| Article ID | Journal | Published Year | Pages | File Type |
|---|---|---|---|---|
| 1618127 | Journal of Alloys and Compounds | 2011 | 6 Pages |
Metal incorporation is one of the most effective methods for relaxing internal stress in diamond-like carbon (DLC) films. It was reported that the chemical state of the incorporated metal atoms has a significant influence on the film internal stress. The doped atoms embedding in the DLC matrix without bonding with C atoms can reduce the structure disorder of the DLC films through bond angle distortion and thus relax the internal stress of the films. In present paper, Al atoms, which are inert to carbon, were incorporated into the DLC films deposited by a hybrid ion beams system comprising an anode-layer ion source and a magnetron sputtering unit. The film composition, microstructure and atomic bond structure were characterized using X-ray photoelectron spectroscopy, transmission electron microscopy and Raman spectroscopy. The internal stress, mechanical properties and tribogoical behavior were studied as a function of Al concentration using a stress-tester, nanoindentation and ball-on-disc tribo-tester, respectively. The results indicated that the incorporated Al atoms were dissolved in the DLC matrix without bonding with C atoms and the films exhibited the feature of amorphous carbon. The structure disorder of the films tended to decrease with Al atoms incorporation. This resulted in the distinct reduction of the internal stress in the films. All Al-DLC films exhibited a lower friction coefficient compared with pure DLC film. The formation of the transfer layer and the graphitization induced by friction were expected to contribute to the excellent friction performance.

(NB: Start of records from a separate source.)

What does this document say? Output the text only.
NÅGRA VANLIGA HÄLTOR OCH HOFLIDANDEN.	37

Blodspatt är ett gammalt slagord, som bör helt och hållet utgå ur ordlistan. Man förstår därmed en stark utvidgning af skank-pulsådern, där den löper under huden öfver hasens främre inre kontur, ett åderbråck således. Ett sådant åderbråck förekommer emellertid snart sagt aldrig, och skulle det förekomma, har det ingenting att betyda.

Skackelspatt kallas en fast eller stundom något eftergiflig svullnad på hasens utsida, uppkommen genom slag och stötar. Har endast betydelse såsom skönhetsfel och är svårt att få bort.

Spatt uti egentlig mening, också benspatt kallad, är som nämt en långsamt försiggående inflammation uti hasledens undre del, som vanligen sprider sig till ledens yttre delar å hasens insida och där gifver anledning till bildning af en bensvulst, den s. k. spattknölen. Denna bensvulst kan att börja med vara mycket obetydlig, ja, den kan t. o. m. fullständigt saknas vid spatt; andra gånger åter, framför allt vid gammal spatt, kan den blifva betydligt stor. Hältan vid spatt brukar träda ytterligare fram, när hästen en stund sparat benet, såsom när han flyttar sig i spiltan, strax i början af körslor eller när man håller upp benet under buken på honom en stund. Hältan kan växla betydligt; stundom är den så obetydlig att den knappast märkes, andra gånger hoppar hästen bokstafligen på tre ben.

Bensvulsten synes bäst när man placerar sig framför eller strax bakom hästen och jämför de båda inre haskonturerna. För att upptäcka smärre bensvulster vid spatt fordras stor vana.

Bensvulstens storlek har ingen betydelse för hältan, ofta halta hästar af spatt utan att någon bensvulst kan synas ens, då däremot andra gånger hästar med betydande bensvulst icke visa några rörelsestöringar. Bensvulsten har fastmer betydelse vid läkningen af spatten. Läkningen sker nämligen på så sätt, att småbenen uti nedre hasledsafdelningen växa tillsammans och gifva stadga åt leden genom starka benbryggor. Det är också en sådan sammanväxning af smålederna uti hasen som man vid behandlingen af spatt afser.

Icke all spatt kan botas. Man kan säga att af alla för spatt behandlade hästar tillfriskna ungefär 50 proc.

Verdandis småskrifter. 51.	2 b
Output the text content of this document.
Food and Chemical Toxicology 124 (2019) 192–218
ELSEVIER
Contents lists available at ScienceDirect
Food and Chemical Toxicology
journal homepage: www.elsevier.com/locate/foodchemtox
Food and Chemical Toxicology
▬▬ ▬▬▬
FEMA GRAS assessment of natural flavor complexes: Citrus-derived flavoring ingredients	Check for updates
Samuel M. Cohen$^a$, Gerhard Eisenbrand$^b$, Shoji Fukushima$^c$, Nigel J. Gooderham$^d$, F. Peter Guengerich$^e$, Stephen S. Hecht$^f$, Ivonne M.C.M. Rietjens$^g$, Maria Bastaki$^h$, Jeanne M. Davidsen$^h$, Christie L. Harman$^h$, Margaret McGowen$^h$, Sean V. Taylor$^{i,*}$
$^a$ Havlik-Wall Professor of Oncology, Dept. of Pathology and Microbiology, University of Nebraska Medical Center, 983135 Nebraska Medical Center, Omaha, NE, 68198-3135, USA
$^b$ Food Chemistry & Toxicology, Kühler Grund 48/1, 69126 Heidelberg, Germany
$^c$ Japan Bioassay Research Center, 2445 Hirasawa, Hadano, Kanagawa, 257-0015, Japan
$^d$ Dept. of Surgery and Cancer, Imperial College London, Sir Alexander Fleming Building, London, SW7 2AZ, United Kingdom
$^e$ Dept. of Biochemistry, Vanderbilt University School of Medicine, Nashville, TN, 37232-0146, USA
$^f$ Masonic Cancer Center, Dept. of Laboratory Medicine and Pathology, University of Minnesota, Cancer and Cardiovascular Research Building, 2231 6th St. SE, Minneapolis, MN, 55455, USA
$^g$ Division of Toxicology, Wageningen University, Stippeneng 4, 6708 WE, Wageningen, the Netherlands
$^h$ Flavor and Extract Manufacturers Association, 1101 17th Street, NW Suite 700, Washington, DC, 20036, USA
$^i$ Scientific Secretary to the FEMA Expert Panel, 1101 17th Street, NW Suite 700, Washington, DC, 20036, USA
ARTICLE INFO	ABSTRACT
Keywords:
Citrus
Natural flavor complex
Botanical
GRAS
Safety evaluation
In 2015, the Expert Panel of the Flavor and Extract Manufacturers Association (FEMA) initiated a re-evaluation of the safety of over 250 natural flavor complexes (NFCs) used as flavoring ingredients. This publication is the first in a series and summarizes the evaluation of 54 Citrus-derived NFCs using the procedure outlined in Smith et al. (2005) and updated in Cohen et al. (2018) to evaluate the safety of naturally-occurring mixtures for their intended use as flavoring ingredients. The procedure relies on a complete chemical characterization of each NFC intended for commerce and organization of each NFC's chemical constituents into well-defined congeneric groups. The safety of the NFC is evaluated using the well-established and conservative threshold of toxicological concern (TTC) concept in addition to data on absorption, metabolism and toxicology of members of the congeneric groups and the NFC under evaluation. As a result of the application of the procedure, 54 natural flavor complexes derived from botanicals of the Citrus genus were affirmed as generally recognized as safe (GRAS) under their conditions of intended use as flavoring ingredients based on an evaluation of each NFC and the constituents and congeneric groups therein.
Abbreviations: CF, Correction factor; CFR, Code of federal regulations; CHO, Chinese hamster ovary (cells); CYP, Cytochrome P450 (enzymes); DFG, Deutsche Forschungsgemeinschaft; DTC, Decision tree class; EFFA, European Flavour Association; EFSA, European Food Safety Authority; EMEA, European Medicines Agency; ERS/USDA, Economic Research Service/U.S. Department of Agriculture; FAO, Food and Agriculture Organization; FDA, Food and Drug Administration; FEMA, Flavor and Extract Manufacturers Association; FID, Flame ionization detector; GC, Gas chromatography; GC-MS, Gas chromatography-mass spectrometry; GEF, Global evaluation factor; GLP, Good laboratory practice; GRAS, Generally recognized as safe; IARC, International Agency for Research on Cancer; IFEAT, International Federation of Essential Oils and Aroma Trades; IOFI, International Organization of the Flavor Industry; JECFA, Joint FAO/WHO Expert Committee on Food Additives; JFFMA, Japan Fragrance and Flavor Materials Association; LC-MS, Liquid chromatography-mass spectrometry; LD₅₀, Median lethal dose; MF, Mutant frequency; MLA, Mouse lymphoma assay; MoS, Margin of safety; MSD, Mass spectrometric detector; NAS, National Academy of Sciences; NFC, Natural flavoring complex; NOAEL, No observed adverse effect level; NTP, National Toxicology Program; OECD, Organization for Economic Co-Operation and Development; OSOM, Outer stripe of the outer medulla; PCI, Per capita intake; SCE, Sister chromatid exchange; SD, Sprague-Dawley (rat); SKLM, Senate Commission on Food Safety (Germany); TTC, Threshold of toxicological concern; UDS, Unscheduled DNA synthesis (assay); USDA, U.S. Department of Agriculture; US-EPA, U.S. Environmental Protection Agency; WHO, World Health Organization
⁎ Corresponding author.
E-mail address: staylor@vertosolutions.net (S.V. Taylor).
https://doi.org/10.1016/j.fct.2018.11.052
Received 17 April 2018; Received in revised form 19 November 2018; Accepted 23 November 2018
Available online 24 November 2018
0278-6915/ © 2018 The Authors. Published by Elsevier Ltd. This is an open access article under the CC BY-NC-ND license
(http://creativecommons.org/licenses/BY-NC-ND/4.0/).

Research highlights► Weak carbide former, Al element, was incorporated into DLC films using a hybrid ion beams system comprising an anode-layer ion source and a magnetron sputtering unit. ► The structure disorder of the films tended to decrease with Al atoms doping, which resulted in the distinct reduction of the film internal stress and hardness, but the internal stress dropped faster than the hardness. ► The DLC films with low internal stress and high hardness can be acquired by Al incorporation.